Наконец он встал, стряхнул оцепенение и вышел в коридор. Там остановился, уловив звуки осторожных и вместе с тем тяжелых шагов внизу. Эта поступь была ему определенно знакома. Он внимательно прислушался, затем, тихо пройдя мимо комнаты Мэри, спустился по лестнице и направился в столовую. Да, он догадался верно.

– Итак, – сказал он, – ты пришел.

Сидевший верхом на стуле Коркоран улыбнулся. Знакомая улыбка на помятом лице, как обычно, была заряжена непобедимым оптимизмом.

– А то! Разве я не сказал, что заявлюсь?

– Я рад, – проронил Харви со значением. – Да, я рад, что ты пришел.

Наступила тишина. Коркоран украдкой бросил на приятеля серьезный взгляд, достал табакерку и, наклонив голову, притворился, что с огромным интересом ее рассматривает.

– Я знаю, что тут творится, – сообщил он. – Сьюзен Т. рассказала. Она меня впустила в дом, видишь ли. Я как увидел ее, чуть с крыльца не упал. Сочувствую тебе! Бог свидетель, очень сочувствую… это такая беда. Ей-богу, сделаю все, что смогу, чтобы тебе помочь.

– А что ты можешь сделать?

– Ну вам же есть надо, так? Засучу рукава и буду нести вахту на камбузе. Я, знаешь ли, в свое время готовил для пятидесяти человек. В Орегоне, на лесозаготовках. Я и тут прошелся бы с чем-нибудь вроде рубанка – на кухне, да и везде. Симпатичное местечко, но здесь пригодился бы парень, который умеет наводить лоск.

Харви выслушал его с непроницаемым лицом, потом сказал:

– Возможно, мне понадобится кое-что из города. Принесешь?

– А то! Притащу, – мягко ответил Джимми. – Я уже смотался туда-обратно, отнес записку от Сьюзен Т. Можешь на меня рассчитывать, я помогу. Говори, что надо. И само собой, я подставлю тебе плечо, если попадешь в переделку.

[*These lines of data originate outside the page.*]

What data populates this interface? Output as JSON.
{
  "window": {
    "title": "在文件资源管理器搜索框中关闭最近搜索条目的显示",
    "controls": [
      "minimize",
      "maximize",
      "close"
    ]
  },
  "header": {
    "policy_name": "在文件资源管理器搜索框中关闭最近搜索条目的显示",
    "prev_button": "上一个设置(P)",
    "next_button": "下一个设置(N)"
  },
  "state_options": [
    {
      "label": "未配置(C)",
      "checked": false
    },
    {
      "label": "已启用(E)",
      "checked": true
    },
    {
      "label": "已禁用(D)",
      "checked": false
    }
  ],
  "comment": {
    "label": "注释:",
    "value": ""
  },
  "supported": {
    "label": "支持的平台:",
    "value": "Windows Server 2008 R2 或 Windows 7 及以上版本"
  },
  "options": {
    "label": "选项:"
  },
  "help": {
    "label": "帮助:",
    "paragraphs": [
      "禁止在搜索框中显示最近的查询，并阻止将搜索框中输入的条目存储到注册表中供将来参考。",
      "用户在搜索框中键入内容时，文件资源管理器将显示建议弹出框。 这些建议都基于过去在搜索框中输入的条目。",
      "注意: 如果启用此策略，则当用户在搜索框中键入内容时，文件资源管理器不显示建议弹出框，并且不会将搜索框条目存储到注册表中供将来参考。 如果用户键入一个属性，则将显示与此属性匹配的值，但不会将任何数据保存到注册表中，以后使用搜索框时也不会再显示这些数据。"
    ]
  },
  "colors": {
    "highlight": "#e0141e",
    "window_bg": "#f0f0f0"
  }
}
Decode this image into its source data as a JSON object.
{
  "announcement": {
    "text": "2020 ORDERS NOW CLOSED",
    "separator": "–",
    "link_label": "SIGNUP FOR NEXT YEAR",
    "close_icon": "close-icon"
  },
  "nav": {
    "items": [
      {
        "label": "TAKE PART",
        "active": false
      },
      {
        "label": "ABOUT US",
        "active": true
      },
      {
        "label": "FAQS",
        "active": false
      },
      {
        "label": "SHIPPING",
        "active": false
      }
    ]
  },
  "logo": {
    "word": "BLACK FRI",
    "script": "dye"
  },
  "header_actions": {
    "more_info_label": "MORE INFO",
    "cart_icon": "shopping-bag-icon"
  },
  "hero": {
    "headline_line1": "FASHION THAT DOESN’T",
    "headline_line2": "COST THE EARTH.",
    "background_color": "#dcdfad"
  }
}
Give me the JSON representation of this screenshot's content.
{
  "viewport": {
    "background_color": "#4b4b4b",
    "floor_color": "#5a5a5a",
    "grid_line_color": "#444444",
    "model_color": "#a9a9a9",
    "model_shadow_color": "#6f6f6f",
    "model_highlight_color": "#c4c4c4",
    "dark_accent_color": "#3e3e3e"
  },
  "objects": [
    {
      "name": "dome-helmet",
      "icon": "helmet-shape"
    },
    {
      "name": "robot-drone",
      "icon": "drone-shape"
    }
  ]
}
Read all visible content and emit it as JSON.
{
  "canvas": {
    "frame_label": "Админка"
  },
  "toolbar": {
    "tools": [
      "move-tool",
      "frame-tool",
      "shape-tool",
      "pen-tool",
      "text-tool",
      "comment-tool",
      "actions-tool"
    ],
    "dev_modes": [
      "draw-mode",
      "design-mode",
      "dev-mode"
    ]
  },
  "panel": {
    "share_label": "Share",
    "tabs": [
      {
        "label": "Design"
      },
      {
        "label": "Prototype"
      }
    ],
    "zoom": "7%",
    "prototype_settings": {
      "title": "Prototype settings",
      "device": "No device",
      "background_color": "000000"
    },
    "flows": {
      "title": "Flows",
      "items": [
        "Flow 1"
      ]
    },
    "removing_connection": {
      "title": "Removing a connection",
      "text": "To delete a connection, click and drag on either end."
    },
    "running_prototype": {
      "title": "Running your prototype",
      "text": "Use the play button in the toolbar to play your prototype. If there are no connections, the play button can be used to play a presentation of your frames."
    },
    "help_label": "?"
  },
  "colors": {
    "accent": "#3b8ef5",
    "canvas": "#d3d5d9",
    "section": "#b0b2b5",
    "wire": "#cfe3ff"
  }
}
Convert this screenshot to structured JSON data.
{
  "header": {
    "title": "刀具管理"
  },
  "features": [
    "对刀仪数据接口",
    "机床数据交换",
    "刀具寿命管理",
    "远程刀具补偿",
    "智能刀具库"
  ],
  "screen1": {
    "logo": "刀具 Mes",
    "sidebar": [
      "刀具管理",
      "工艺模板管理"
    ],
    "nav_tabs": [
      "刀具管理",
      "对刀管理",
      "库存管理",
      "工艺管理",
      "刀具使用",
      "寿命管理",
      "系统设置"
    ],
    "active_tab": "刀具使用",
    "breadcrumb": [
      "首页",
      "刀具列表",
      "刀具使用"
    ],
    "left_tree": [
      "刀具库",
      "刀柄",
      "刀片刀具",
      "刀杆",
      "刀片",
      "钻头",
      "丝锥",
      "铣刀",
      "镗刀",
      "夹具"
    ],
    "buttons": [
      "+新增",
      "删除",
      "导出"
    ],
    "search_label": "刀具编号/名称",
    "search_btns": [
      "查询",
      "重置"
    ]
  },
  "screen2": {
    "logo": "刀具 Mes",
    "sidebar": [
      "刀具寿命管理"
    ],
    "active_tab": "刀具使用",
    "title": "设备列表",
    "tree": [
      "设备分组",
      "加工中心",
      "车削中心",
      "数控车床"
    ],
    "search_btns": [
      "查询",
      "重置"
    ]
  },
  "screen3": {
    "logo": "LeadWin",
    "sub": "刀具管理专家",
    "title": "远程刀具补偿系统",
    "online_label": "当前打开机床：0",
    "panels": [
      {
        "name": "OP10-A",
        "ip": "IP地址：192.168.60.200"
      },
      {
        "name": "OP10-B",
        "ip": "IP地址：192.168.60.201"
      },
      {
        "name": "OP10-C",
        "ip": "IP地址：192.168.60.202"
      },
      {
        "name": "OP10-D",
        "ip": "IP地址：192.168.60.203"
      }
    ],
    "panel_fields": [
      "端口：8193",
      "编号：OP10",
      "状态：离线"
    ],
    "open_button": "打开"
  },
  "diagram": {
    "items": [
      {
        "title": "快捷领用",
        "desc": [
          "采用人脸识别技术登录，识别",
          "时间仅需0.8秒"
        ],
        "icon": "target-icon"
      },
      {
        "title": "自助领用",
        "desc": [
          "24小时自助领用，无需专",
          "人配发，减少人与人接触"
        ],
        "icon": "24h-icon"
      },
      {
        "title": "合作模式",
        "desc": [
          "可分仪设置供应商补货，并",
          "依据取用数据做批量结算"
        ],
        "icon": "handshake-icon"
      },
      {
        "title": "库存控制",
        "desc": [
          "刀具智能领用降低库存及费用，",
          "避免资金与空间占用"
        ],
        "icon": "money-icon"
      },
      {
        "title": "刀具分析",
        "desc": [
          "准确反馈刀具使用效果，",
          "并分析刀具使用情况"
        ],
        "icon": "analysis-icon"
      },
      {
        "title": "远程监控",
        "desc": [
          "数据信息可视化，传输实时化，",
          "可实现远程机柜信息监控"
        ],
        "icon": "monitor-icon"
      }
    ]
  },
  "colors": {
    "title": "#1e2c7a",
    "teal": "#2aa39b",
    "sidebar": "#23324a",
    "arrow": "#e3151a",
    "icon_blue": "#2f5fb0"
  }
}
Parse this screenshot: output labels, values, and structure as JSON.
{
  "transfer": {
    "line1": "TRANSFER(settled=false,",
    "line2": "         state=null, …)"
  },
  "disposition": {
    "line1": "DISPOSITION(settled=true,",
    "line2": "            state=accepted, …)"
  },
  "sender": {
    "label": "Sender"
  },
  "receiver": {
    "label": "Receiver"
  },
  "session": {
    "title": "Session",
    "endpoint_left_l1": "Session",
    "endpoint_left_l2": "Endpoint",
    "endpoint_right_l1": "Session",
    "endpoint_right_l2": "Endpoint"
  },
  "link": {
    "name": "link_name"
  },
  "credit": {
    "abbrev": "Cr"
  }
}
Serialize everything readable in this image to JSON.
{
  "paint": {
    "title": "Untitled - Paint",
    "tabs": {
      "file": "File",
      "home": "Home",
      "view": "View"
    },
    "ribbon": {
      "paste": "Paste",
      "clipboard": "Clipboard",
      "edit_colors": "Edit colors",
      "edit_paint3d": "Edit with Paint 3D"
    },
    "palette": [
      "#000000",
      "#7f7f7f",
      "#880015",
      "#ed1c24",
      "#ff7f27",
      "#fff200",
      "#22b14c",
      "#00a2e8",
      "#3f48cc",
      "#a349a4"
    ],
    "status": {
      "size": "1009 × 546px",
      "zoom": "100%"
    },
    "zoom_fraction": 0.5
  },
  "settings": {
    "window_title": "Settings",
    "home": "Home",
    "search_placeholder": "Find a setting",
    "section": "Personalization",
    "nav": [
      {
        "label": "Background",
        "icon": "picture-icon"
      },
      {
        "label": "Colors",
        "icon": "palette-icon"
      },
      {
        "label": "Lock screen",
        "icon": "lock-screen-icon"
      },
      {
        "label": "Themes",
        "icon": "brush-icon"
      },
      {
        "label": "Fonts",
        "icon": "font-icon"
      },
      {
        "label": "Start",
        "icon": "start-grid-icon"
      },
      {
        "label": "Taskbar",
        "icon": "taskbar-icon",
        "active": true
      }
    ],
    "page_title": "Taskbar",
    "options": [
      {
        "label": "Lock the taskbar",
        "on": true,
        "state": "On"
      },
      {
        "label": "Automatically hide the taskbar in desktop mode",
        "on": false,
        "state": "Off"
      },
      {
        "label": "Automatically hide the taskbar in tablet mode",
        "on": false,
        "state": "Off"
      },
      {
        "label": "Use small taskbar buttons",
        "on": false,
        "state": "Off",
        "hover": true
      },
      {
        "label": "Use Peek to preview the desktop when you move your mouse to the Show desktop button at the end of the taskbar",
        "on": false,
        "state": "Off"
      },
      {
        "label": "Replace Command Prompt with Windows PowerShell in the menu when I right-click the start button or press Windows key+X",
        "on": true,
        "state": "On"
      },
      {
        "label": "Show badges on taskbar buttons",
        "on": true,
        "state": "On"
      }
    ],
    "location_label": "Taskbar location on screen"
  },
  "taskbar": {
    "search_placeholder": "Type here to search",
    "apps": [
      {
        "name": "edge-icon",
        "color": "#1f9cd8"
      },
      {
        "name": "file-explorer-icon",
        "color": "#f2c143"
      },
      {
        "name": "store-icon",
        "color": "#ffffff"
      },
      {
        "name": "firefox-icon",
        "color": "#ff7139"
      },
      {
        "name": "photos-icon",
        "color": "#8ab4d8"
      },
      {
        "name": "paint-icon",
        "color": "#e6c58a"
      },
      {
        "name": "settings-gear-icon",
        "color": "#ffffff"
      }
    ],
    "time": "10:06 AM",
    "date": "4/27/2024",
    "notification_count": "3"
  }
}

– Переделку? Что ты имеешь в виду?

– Ну, просто разный треп подслушал в городе. Тут и там болтали, знаешь ли. Ничего такого. Просто всякие мелочи.

– Какие мелочи? – отрывисто вскричал Харви.

Джимми подышал на табакерку, бережно протер ее о штанину и положил обратно в карман.

– Эта парочка из Оротавы приперлась сюда, – непринужденно ответил он. – Дибдин и мистрис Бэйнем. Поселились в «Плазе». И еще кое-кто. Тот парень, агент Карр, заскочил в город прошлым вечером и давай всех теребить – короче, устроил ад кромешный, чтобы найти маленькую леди. Ну вот, посмотрел я на всю эту канитель и подумал, что они на тебя насядут, не дадут ее здесь держать.